Mark indicates that Jesus’ trial is a grave miscarriage of justice. Even witnesses who bring a charge against Jesus — namely, the destruction of the temple — are unable to corroborate their evidence. Finally, apparently seeking to explore Jesus’ connection to this charge of temple destruction to the utmost, the high priest inquires of Jesus whether he is “the Messiah, the Son of the Blessed One,” or, in Mark’s terms, “are you the Christ, the Son of God?” (14:61).
For the first and only time in this gospel, Jesus answers this question forthrightly. Mark’s readers know the answer because the narrator has provided them with information withheld from the narrative’s characters. It is only here, on the cusp of his death, that Jesus can reveal his messiahship without apparent risk of misunderstanding. Of course, this revelation, paired with his prophetic adaptation of words from Psalm 110:1 and Daniel 7:13, is enough to convict him in his accusers’ eyes (14:62). Jesus’ testimony is true (contrast 14:65), and its effect is his death (14:64).
The second testimony, then, is Peter’s. Asked three times about his relationship to Jesus, Peter swears that he does not know him. The servant-girl even inquires whether Peter is from Galilee, the very place Jesus has promised to meet his disciples after the resurrection, apparently reminding Peter — and Mark’s audience — of Jesus’ predictions (14:70; compare 14:28). Through his false testimony, Peter succeeds in avoiding physical death. By denying Jesus, he has killed a relationship that he left his home, his family, and his livelihood to pursue (10:28–30).
Sight and Observation
In each of the events that have occurred in this chapter, there is more to observe than can be known at first sight. What appears to be an anointing by an extravagant stranger is actually a prophecy preparing Jesus for death (14:3–9). What seems to be Passover becomes a meal with new covenantal significance (14:17–25).
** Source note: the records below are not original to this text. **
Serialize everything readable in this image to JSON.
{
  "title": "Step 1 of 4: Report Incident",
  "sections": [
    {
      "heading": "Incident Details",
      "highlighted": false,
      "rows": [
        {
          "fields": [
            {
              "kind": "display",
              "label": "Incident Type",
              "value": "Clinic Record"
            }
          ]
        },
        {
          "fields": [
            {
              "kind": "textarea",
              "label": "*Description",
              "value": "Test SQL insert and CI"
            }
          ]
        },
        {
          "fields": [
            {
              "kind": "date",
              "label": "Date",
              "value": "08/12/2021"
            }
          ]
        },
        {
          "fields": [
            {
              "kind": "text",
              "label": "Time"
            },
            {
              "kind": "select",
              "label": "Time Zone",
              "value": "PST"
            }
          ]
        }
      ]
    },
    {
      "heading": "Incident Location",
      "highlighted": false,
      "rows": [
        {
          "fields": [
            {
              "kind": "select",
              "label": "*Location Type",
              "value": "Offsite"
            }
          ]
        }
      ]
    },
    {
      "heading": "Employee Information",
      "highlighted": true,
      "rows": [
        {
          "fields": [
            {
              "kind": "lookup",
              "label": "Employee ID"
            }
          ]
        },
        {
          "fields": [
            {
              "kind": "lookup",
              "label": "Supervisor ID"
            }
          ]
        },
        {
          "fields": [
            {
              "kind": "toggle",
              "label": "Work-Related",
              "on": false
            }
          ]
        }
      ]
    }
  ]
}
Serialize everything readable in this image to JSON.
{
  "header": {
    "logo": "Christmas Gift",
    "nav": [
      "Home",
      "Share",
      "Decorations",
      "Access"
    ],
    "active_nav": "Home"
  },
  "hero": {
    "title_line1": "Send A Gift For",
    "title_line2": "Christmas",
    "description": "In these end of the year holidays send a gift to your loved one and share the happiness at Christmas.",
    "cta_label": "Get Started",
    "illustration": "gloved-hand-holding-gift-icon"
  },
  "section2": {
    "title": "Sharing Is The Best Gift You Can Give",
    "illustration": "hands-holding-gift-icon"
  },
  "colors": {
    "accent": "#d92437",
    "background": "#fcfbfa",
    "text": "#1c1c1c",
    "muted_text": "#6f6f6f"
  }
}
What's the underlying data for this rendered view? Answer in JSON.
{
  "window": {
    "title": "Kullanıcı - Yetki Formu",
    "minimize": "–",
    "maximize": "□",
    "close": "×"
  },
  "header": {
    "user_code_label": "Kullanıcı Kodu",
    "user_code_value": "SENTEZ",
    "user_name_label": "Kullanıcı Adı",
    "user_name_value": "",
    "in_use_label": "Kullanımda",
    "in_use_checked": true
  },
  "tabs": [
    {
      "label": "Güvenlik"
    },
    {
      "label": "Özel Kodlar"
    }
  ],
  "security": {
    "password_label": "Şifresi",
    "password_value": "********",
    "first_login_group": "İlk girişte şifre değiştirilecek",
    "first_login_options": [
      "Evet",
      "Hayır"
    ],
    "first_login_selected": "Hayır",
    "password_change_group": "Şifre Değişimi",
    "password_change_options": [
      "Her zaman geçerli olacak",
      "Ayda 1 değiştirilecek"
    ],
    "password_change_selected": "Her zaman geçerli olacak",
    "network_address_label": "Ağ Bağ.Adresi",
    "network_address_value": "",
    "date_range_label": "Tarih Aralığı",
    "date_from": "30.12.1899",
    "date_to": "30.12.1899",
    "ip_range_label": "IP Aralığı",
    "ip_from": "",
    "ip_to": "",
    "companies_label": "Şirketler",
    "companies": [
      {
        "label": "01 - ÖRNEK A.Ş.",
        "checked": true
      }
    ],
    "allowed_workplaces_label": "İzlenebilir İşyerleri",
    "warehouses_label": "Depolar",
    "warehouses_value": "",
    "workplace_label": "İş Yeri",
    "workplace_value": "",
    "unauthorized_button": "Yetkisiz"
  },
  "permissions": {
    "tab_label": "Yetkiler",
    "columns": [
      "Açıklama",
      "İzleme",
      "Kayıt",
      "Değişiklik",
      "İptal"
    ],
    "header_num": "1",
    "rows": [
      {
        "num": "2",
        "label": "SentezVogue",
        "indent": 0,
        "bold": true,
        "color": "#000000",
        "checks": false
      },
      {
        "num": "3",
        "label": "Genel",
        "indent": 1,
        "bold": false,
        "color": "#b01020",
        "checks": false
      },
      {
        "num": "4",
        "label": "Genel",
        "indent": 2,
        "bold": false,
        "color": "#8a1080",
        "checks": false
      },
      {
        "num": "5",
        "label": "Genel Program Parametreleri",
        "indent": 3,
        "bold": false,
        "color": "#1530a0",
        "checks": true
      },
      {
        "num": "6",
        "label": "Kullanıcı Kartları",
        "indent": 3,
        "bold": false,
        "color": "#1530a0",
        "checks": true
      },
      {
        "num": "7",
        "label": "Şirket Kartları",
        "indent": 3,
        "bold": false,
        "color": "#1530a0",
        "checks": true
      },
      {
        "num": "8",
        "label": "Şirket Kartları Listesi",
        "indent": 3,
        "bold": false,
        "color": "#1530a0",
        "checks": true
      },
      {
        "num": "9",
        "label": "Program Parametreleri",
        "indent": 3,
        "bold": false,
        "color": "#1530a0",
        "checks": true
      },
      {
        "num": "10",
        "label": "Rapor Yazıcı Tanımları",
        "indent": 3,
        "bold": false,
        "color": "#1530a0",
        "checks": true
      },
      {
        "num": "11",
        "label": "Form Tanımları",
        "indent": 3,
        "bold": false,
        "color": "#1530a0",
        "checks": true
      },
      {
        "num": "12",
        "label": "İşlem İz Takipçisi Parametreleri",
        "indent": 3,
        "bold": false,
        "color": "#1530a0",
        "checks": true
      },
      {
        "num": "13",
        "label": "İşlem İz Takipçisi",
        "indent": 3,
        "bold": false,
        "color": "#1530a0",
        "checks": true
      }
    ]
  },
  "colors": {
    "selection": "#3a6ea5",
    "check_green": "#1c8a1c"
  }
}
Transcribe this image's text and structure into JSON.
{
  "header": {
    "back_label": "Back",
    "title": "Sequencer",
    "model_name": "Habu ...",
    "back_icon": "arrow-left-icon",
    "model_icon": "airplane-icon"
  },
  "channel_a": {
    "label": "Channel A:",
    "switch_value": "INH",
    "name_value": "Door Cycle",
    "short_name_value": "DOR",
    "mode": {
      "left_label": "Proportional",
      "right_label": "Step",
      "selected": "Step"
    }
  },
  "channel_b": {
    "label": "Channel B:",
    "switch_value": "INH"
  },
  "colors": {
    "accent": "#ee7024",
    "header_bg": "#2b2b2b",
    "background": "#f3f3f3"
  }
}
What should be the next event on the journey to the cross for Jesus sends him into a paralyzing emotional and spiritual distress in Gethsemane (14:32–42). A true testimony earns a death sentence, while a false testimony allows another man to go free (14:53–72). Going beyond what one can see on the surface and looking in depth for what one can observe allow all facets of the story to emerge.
This is not simply a story about the death of a man at the hands of Romans and Jews in the first century. It is the story of God’s will, realized through the scriptures, to send Jesus to death, in order to defeat sin and death, and all that holds the world in bondage. Contrary to Sherlock Holmes’ frequent declaration, it is not “elementary,” but there is much to see, if we only observe.
Questions for Further Reflection:
- Reread Mark 14:6–8 alongside Deuteronomy 15:11. What is Jesus saying about the poor? What distinction is he making about the appropriateness of the woman’s action? What is the significance of Mark 14:9?
- Jesus’ experience in Gethsemane is powerful on many levels. How does Jesus’ request to God to “remove this cup from me” shape your understanding of who Jesus is? What do you think Mark wants his audience to understand and learn from this text? Does Hebrews 5:7–8 make a different, or similar, point to Mark’s? What does Mark’s text teach us about prayer?
- Describe your understanding of how God’s actions and human actions (commonly called “God’s sovereignty” and “human free will”) relate to each other according to Mark 14:21. Is an interaction between these two forces reflected in other texts in Mark? In your life? How?
- In Mark, Jesus says that “the Son of Man goes as it is written of him” and “let the scriptures be fulfilled” (14:21, 49), but he never specifies which scriptures he means. Which scriptures (if any in particular) do you think Mark has in mind? How should we understand these statements? (As a starting point, you might consider the Old Testament scriptures cited in the Lectio above, as well as the possibility of Isaiah 52:13–53:12.)